Dirichlet rows: prescribed values are imposed by static condensation — the prescribed column is multiplied by the known velocity and moved to the RHS — instead of by row replacement. This preserves the symmetry of K and so allows CG / AMG to be used without spoiling the SPD structure.

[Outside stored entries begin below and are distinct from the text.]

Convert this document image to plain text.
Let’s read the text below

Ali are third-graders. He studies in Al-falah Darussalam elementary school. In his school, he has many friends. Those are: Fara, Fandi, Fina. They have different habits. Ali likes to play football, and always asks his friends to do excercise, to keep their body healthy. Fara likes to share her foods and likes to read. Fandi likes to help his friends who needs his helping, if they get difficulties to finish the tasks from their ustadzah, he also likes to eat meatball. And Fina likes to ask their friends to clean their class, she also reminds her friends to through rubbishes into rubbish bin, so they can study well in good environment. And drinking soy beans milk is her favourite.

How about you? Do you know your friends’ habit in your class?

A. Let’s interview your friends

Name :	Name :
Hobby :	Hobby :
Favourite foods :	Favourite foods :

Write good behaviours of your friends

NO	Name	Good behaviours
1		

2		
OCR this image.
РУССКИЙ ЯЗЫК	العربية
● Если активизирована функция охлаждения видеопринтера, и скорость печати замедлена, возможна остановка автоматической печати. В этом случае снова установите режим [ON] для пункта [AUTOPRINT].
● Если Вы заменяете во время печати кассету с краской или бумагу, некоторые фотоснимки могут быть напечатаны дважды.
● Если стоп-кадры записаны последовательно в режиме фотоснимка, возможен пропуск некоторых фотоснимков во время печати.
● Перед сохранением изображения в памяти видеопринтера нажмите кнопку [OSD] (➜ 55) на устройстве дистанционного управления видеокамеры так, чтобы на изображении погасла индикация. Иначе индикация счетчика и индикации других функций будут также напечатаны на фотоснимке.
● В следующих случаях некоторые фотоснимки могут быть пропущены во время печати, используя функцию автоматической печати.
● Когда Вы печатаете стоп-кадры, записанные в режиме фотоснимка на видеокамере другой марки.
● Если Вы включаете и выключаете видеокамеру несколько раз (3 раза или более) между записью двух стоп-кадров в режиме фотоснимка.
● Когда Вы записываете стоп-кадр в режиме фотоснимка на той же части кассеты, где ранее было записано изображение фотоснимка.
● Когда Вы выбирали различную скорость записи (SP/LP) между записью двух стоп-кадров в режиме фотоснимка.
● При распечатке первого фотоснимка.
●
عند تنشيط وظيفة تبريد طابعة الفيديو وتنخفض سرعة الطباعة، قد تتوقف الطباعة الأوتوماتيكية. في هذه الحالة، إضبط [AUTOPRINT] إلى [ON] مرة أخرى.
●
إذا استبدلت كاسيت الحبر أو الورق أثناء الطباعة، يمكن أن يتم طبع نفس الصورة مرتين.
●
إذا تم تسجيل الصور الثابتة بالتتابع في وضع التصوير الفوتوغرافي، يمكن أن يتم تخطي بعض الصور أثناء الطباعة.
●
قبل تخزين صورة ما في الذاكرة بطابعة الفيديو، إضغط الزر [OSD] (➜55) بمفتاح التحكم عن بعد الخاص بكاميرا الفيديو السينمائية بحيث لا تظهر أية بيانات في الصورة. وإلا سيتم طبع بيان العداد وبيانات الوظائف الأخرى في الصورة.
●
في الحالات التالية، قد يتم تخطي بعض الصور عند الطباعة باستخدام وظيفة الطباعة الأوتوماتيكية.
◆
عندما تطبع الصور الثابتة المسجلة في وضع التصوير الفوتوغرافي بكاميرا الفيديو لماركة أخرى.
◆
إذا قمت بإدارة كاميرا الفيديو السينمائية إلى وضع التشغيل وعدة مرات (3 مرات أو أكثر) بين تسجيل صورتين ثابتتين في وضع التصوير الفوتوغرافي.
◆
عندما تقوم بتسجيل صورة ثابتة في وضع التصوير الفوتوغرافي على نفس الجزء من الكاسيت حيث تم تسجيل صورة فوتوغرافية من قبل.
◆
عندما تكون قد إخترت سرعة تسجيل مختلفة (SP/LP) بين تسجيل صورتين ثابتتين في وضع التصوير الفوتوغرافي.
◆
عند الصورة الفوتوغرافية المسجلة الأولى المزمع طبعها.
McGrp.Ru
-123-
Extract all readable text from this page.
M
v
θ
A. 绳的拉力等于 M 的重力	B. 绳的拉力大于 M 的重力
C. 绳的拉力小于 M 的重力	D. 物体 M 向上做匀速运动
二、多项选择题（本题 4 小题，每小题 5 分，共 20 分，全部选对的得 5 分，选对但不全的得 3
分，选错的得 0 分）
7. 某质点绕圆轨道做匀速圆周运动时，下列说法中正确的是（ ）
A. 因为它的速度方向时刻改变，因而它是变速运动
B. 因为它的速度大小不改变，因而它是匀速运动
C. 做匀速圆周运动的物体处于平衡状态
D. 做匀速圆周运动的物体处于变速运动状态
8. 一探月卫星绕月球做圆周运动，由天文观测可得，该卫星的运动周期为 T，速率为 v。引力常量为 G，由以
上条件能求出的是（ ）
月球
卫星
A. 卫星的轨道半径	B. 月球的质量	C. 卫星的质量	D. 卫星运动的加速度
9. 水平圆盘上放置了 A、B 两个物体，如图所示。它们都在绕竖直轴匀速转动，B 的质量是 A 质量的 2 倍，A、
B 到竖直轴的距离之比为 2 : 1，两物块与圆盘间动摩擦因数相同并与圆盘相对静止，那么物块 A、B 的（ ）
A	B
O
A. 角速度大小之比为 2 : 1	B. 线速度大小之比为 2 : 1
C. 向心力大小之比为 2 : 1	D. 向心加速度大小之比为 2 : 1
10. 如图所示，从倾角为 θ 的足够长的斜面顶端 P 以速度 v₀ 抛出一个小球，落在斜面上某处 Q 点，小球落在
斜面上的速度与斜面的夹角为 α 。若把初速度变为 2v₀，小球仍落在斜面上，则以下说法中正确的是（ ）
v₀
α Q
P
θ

The viscosity staggering aa \to ab is the same routine (stagger_visc_aa_ab) used by the residual assembler.

Why bother?

Two practical advantages flow from the SPD structure:

Linear solver choice: CG with AMG is typically faster and more robust than BiCGStab + ILU for large, well-conditioned SPD systems, and converges monotonically in the energy norm.
Physical interpretability and discrete consistency: every term in K and \mathbf b corresponds to a contribution to a discrete energy. Boundary conditions that are natural for the continuum functional (e.g. Neumann front stress) become natural for the discrete one. This makes it easier to add new physics — e.g. alternative friction laws, additional body forces — in a way that provably preserves the variational structure.

The Picard loop, the viscosity update, the F-integral closure and the basal-stress and 3D velocity diagnostics are identical between the two solvers: only the linear-system assembly differs.